Wolnosc is the Polish word for the concept "freedom" and wolny is the adjectival form of free. According to the Dictionary of Surnames, Wolniewicz is the patronymic form of Wolniak, which means one who has been freed from the obligations of serfdom. The Dictionary of Surnames states that Wolniak is one of the most common names in Poland and among Americans of Polish descent. It is roughly translated to English as "Freeman". Wolniak is common in other Slavic countries and languages and has Yiddish derivatives as well. Tomasz's words suggest that the patronymic of Wolniak was rarely formed outside the Poznan region in Poland.
The patronymic form wicz means "son of" in Polish and has close equivalents in all Slavic languages as well as other variants in other languages, e.g., Petersen in Norwegian or Mac in Scottish. MacGregor, e.g., means children of Gregor.
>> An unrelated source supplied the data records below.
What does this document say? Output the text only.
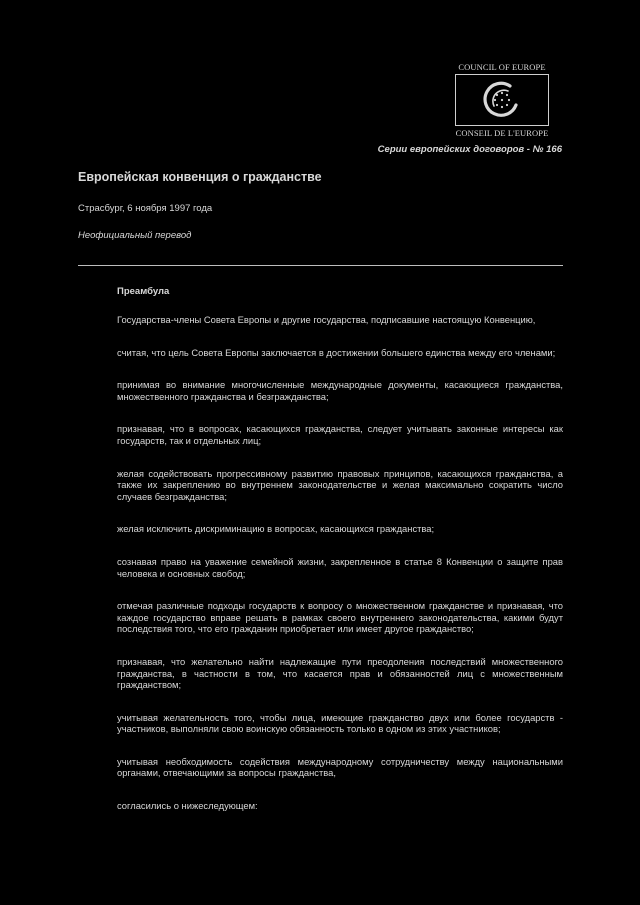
COUNCIL OF EUROPE
CONSEIL DE L'EUROPE
Серии европейских договоров - № 166
Европейская конвенция о гражданстве
Страсбург, 6 ноября 1997 года
Неофициальный перевод
Преамбула

Государства-члены Совета Европы и другие государства, подписавшие настоящую Конвенцию,

считая, что цель Совета Европы заключается в достижении большего единства между его членами;

принимая во внимание многочисленные международные документы, касающиеся гражданства, множественного гражданства и безгражданства;

признавая, что в вопросах, касающихся гражданства, следует учитывать законные интересы как государств, так и отдельных лиц;

желая содействовать прогрессивному развитию правовых принципов, касающихся гражданства, а также их закреплению во внутреннем законодательстве и желая максимально сократить число случаев безгражданства;

желая исключить дискриминацию в вопросах, касающихся гражданства;

сознавая право на уважение семейной жизни, закрепленное в статье 8 Конвенции о защите прав человека и основных свобод;

отмечая различные подходы государств к вопросу о множественном гражданстве и признавая, что каждое государство вправе решать в рамках своего внутреннего законодательства, какими будут последствия того, что его гражданин приобретает или имеет другое гражданство;

признавая, что желательно найти надлежащие пути преодоления последствий множественного гражданства, в частности в том, что касается прав и обязанностей лиц с множественным гражданством;

учитывая желательность того, чтобы лица, имеющие гражданство двух или более государств - участников, выполняли свою воинскую обязанность только в одном из этих участников;

учитывая необходимость содействия международному сотрудничеству между национальными органами, отвечающими за вопросы гражданства,

согласились о нижеследующем:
I am not surprised and happy to learn that the name Wolniewicz is common to the Poznan area. My own family is reported to come from the small village of Rypin, not far from Torun and Bydgoszcz, which are not too distant from Poznan city. The only other point of reference I had was a photographer whose mother had the same name and was from Bialystok, which is in the northeast lake district. According to numbers I saw about ten years ago, only nineteen (19) families in the United States had the name Wolniewicz. So a person could count the numbers of Wolniewicz families in the United states on both hand and feet. A few were clustered around Connecticut.